The Acu4GL WHERE constraint is an external variable that gives the developer some control over the data searches that result from database queries. It can help to improve performance in some situations. This topic describes purpose of the WHERE constraint and shows how it is implemented.

COBOL data processing is based on keyed READ operations following a positioning operation. Records are read until the key value being processed changes. Because traditional COBOL data processing is based on a B+ tree file system, the overhead for such operations is relatively minor.

RDBMS data processing introduces a new level of complexity to data processing. The database's query optimizer receives the SQL query for the COBOL operation being performed and then builds a working set of data that satisfies that query. Because the database optimizer has many different possible execution methods, this can result in poor performance if the optimizer chooses a query execution path that is less than optimal.

Performance degradation may also result from the fact that queries generated by COBOL operations result in unbounded index queries. Unbounded queries are generated because COBOL positioning operations (Start Not Less Than and Start Not Greater Than) provide only one of the bounding conditions for the working set, instead of both an upper and lower boundary.

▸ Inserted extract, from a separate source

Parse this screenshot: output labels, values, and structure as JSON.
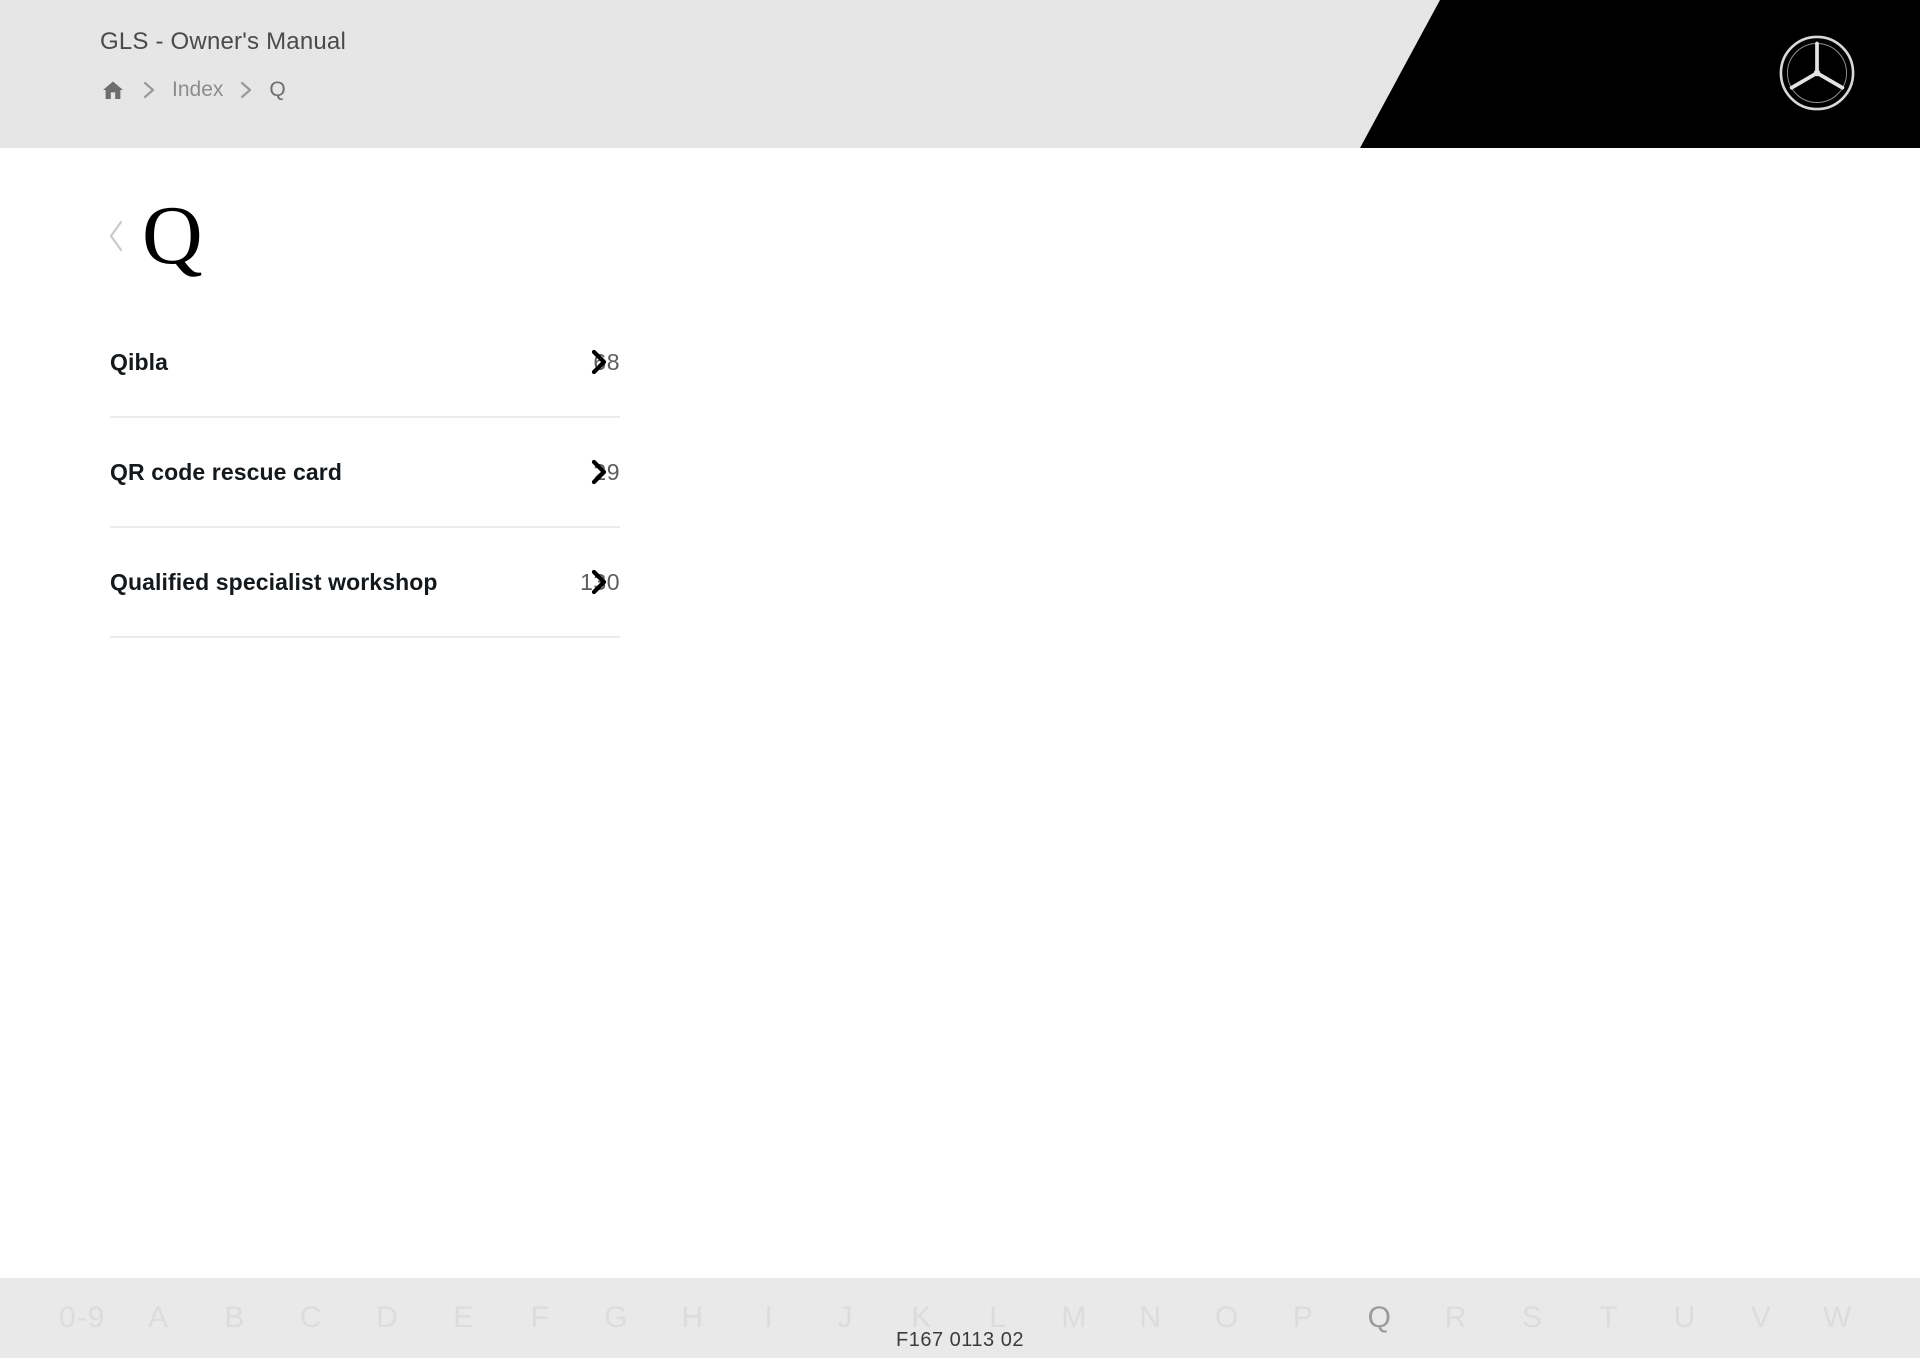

As an example, consider the case in which an application needs to process all items in a warehouse on aisle 17, shelf 8, and bin 2. If each of these items is a field in a key, the COBOL program might generate the following query for a READ operation:

Note: The following example applies to the Acu4GL for Oracle product. The SQL generated differs based on the interface.
 
SELECT * FROM warehouse_items WHERE 
   aisle = 17 and 
   shelf = 8 and 
   bin = 2 
ORDER BY aisle ASC, shelf ASC, bin ASC;

This query achieves the desired result but has one problem. For the COBOL program to end its processing, it must read a record that has a new value for bin. The COBOL application has no way of specifying an upper boundary for the read operation, so when all rows of data from bin 2 have been read, the Connector attempts to read the next record by generating the following query:

SELECT * FROM warehouse_items WHERE 
   aisle = 17 and 
   shelf = 8 and 
   bin > 2 
ORDER BY aisle ASC, shelf ASC, bin ASC;

This query causes the database query optimizer to gather all records pertaining to items on the remainder of shelf 8 to build its working set. This is excessive from the COBOL application's point of view, because the COBOL program needs only the first record of the working set to determine that it has finished processing.

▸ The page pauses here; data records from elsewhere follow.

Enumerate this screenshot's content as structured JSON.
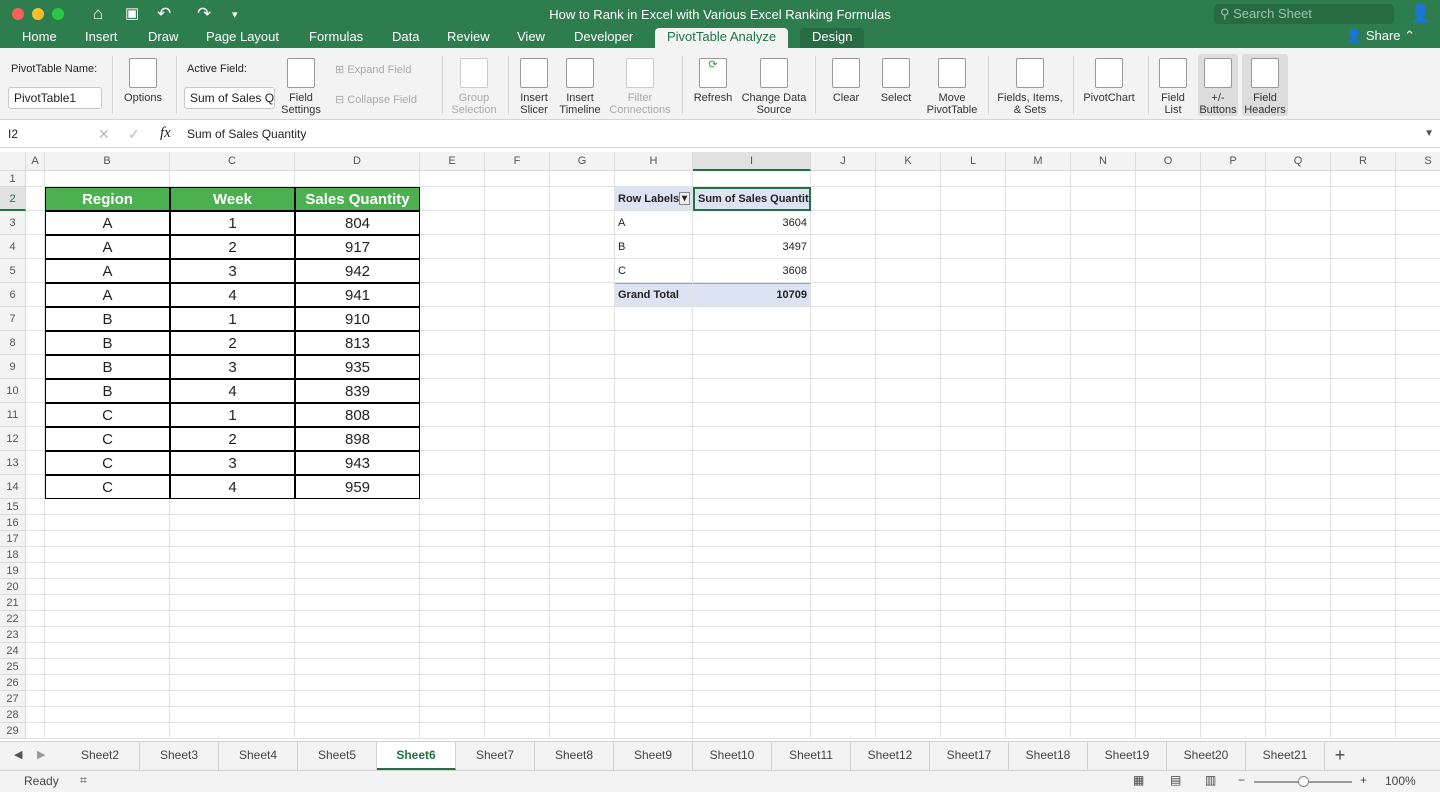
{
  "window": {
    "title": "How to Rank in Excel with Various Excel Ranking Formulas",
    "search_placeholder": "Search Sheet",
    "share": "Share"
  },
  "tabs": [
    "Home",
    "Insert",
    "Draw",
    "Page Layout",
    "Formulas",
    "Data",
    "Review",
    "View",
    "Developer",
    "PivotTable Analyze",
    "Design"
  ],
  "active_tab": "PivotTable Analyze",
  "ribbon": {
    "pivot_name_label": "PivotTable Name:",
    "pivot_name_value": "PivotTable1",
    "options": "Options",
    "active_field_label": "Active Field:",
    "active_field_value": "Sum of Sales Quantity",
    "field_settings": "Field Settings",
    "expand_field": "Expand Field",
    "collapse_field": "Collapse Field",
    "group_selection": "Group Selection",
    "insert_slicer": "Insert Slicer",
    "insert_timeline": "Insert Timeline",
    "filter_connections": "Filter Connections",
    "refresh": "Refresh",
    "change_data_source": "Change Data Source",
    "clear": "Clear",
    "select": "Select",
    "move_pivottable": "Move PivotTable",
    "fields_items_sets": "Fields, Items, & Sets",
    "pivotchart": "PivotChart",
    "field_list": "Field List",
    "buttons": "+/- Buttons",
    "field_headers": "Field Headers"
  },
  "formula_bar": {
    "name_box": "I2",
    "formula": "Sum of Sales Quantity"
  },
  "columns": [
    "A",
    "B",
    "C",
    "D",
    "E",
    "F",
    "G",
    "H",
    "I",
    "J",
    "K",
    "L",
    "M",
    "N",
    "O",
    "P",
    "Q",
    "R",
    "S"
  ],
  "selected_cell": {
    "col": "I",
    "row": 2
  },
  "data_table": {
    "headers": [
      "Region",
      "Week",
      "Sales Quantity"
    ],
    "rows": [
      [
        "A",
        "1",
        "804"
      ],
      [
        "A",
        "2",
        "917"
      ],
      [
        "A",
        "3",
        "942"
      ],
      [
        "A",
        "4",
        "941"
      ],
      [
        "B",
        "1",
        "910"
      ],
      [
        "B",
        "2",
        "813"
      ],
      [
        "B",
        "3",
        "935"
      ],
      [
        "B",
        "4",
        "839"
      ],
      [
        "C",
        "1",
        "808"
      ],
      [
        "C",
        "2",
        "898"
      ],
      [
        "C",
        "3",
        "943"
      ],
      [
        "C",
        "4",
        "959"
      ]
    ],
    "header_color": "#4caf50"
  },
  "pivot": {
    "headers": [
      "Row Labels",
      "Sum of Sales Quantity"
    ],
    "rows": [
      [
        "A",
        "3604"
      ],
      [
        "B",
        "3497"
      ],
      [
        "C",
        "3608"
      ]
    ],
    "total": [
      "Grand Total",
      "10709"
    ],
    "header_color": "#dce3f3"
  },
  "sheets": [
    "Sheet2",
    "Sheet3",
    "Sheet4",
    "Sheet5",
    "Sheet6",
    "Sheet7",
    "Sheet8",
    "Sheet9",
    "Sheet10",
    "Sheet11",
    "Sheet12",
    "Sheet17",
    "Sheet18",
    "Sheet19",
    "Sheet20",
    "Sheet21"
  ],
  "active_sheet": "Sheet6",
  "status": {
    "mode": "Ready",
    "zoom": "100%",
    "zoom_level": 100
  }
}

This problem can be even more serious if the application is processing the last bin on a shelf. Because there are no more bins on that shelf, the query would drop down a level and generate the following:

SELECT * FROM warehouse_items WHERE 
   aisle = 17 and 
   shelf > 8 
ORDER BY aisle ASC, shelf ASC, bin ASC;

This would select all items on the remainder of that aisle of the warehouse, which could be a very large working set if each aisle had 130 shelves.

The database query optimizer normally does not build the entire working set if it has been properly tuned, but instead performs INDEXED READS to process the query. This means that the query optimizer traverses an index tree to retrieve the records, much as COBOL index files do, as opposed to using combinations of indexes and sort and merge operations.

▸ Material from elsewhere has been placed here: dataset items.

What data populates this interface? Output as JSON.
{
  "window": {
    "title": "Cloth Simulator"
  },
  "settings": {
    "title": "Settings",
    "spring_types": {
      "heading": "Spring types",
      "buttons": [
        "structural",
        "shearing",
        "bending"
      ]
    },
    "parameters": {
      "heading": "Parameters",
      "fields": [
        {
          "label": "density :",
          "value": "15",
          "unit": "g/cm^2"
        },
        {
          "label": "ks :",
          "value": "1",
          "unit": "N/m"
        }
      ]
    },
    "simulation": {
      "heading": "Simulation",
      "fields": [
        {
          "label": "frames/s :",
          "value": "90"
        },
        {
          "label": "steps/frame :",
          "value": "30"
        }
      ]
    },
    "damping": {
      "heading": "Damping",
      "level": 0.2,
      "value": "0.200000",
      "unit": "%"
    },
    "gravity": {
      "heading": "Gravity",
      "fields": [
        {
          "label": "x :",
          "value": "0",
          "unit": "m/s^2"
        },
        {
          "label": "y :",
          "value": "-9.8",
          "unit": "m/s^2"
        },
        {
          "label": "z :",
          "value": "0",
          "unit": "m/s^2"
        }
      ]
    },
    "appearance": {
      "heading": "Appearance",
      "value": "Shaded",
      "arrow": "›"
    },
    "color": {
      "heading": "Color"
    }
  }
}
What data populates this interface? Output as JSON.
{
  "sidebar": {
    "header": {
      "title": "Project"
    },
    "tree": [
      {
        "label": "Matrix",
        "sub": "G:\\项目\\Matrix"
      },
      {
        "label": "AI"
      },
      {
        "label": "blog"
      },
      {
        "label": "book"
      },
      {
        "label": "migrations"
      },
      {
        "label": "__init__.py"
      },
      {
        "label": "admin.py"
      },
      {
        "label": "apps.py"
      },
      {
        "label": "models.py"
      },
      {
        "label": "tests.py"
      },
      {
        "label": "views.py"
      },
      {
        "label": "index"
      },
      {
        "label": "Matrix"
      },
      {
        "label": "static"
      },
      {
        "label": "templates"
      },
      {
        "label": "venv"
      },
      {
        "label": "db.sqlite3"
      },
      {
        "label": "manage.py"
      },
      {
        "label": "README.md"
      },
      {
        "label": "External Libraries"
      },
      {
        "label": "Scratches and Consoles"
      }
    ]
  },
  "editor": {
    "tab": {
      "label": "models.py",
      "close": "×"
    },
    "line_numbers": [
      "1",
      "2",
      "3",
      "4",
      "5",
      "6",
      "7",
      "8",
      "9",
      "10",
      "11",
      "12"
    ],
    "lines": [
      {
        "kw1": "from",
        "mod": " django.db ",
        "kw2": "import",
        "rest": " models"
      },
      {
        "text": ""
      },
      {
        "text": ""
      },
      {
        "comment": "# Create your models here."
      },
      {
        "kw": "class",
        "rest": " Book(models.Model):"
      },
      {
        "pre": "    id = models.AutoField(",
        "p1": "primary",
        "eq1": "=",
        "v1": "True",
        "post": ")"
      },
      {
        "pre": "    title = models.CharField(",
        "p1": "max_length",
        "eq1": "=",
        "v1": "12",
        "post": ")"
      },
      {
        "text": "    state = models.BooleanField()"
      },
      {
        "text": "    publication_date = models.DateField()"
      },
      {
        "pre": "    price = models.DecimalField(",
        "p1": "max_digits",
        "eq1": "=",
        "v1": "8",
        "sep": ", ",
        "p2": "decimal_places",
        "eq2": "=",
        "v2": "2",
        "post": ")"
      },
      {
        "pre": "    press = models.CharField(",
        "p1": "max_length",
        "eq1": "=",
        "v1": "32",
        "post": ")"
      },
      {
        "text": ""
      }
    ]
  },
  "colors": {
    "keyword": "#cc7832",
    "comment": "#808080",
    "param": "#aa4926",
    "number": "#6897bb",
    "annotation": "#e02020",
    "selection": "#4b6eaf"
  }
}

It can be helpful to influence precisely which information is to be returned. If the precise scope of the record processing performed by the read operations is known at compile time (or before the query is executed), information retrieval can be more finely tuned.

Acu4GL provides a method by which the COBOL programmer can provide additional information to the database query optimizer by providing more specific selection information to the Connector. This selection information is added to the WHERE clause of the SQL queries generated by the Connector. This can be particularly useful in providing upper boundaries to queries being generated, with the result that the working set is smaller.

Upper boundaries can be provided on the key segments for a select, or any other selection criteria needed to constrain the working set to just the desired subset of rows. This additional information is added to generated queries with the AND condition. It is not possible for the application developer to specify a larger working set than would otherwise have resulted. The developer may only constrain the working set to a smaller subset.